Harnessing Language for Coordination: A Framework and Benchmark for LLM-Driven Multi-Agent Control
Timothée Anne, Noah Syrkis, Meriem Elhosni, Florian Turati, Franck Legendre, Alain Jaquier, Sebastian Risi
TL;DR
This work addresses how large language models can coordinate thousands of agents in real-time by introducing HIVE, a hybrid system that converts human strategic input into LLM-generated plans and then assigns behavior trees to units for execution in a real-time RTS benchmark. The framework combines a two-phase interaction—dialogue-driven planning and plan-based execution—with a structured plan format and a BT-based control layer, enabling scalable multi-agent coordination. Through a dedicated benchmark with five ability tests and evaluations of nine LLMs, the authors show that generalist LLMs can achieve complex coordination when aided by human input, but face limitations in spatial reasoning, long-horizon planning, and input sensitivity; textual map descriptions tend to outperform image-based inputs in current settings. The findings highlight the potential of hybrid human-LLM collaboration for multi-agent coordination while identifying practical hurdles and avenues for improvement, including multimodal map understanding and scalable, real-time inference.
Abstract
Large Language Models (LLMs) have demonstrated remarkable performance across various tasks. Their potential to facilitate human coordination with many agents is a promising but largely under-explored area. Such capabilities would be helpful in disaster response, urban planning, and real-time strategy scenarios.
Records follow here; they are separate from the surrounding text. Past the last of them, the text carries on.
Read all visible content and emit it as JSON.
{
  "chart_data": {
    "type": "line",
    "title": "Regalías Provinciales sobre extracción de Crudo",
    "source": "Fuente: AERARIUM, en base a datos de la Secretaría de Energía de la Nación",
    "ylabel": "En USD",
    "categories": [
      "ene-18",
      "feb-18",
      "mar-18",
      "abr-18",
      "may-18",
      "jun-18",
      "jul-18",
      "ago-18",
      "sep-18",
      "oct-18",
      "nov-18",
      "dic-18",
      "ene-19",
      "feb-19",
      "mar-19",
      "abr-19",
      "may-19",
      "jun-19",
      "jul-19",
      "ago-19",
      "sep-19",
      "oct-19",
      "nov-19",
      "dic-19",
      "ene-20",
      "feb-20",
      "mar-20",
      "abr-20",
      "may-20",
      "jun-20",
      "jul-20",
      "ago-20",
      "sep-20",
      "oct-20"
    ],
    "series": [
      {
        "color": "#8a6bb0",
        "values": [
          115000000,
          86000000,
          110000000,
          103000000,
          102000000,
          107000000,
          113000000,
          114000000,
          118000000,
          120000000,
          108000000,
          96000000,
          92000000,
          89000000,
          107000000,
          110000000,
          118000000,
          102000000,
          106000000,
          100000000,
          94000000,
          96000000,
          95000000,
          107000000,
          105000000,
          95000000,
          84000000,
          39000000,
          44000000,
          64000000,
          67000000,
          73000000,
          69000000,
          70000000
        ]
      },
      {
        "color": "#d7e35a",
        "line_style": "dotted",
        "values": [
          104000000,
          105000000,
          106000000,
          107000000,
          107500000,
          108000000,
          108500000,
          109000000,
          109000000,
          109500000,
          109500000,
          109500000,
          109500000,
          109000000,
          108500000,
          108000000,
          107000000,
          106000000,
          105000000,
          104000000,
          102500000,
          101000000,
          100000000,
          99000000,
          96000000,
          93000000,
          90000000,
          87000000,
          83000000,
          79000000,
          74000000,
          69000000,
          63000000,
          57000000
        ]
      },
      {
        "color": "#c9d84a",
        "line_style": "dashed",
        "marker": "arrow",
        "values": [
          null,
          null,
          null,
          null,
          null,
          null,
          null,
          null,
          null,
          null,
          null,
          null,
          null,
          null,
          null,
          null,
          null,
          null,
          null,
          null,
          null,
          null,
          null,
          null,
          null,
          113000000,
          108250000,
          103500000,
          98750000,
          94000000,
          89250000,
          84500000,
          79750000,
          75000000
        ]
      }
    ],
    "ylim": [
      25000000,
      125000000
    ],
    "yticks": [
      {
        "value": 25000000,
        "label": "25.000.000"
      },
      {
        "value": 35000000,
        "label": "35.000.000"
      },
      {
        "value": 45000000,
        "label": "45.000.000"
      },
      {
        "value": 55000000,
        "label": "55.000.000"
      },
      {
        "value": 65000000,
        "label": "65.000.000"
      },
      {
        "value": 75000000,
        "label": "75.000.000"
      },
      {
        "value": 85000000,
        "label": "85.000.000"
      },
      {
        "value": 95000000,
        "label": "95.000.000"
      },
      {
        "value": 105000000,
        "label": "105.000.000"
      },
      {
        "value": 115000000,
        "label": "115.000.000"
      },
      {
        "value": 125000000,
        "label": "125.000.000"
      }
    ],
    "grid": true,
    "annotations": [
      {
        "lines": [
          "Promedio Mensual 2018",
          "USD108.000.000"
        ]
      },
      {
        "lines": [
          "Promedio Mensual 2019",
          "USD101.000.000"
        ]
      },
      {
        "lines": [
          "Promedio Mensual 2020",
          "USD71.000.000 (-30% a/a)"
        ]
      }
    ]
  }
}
In this work, we introduce (1) a real-time strategy game benchmark designed to evaluate these abilities and (2) a novel framework we term HIVE. HIVE empowers a single human to coordinate swarms of up to 2,000 agents through a natural language dialog with an LLM. We present promising results on this multi-agent benchmark, with our hybrid approach solving tasks such as coordinating agent movements, exploiting unit weaknesses, leveraging human annotations, and understanding terrain and strategic points. Our findings also highlight critical limitations of current models, including difficulties in processing spatial visual information and challenges in formulating long-term strategic plans. This work sheds light on the potential and limitations of LLMs in human-swarm coordination, paving the way for future research in this area. The HIVE project page, hive.syrkis.com, includes videos of the system in action.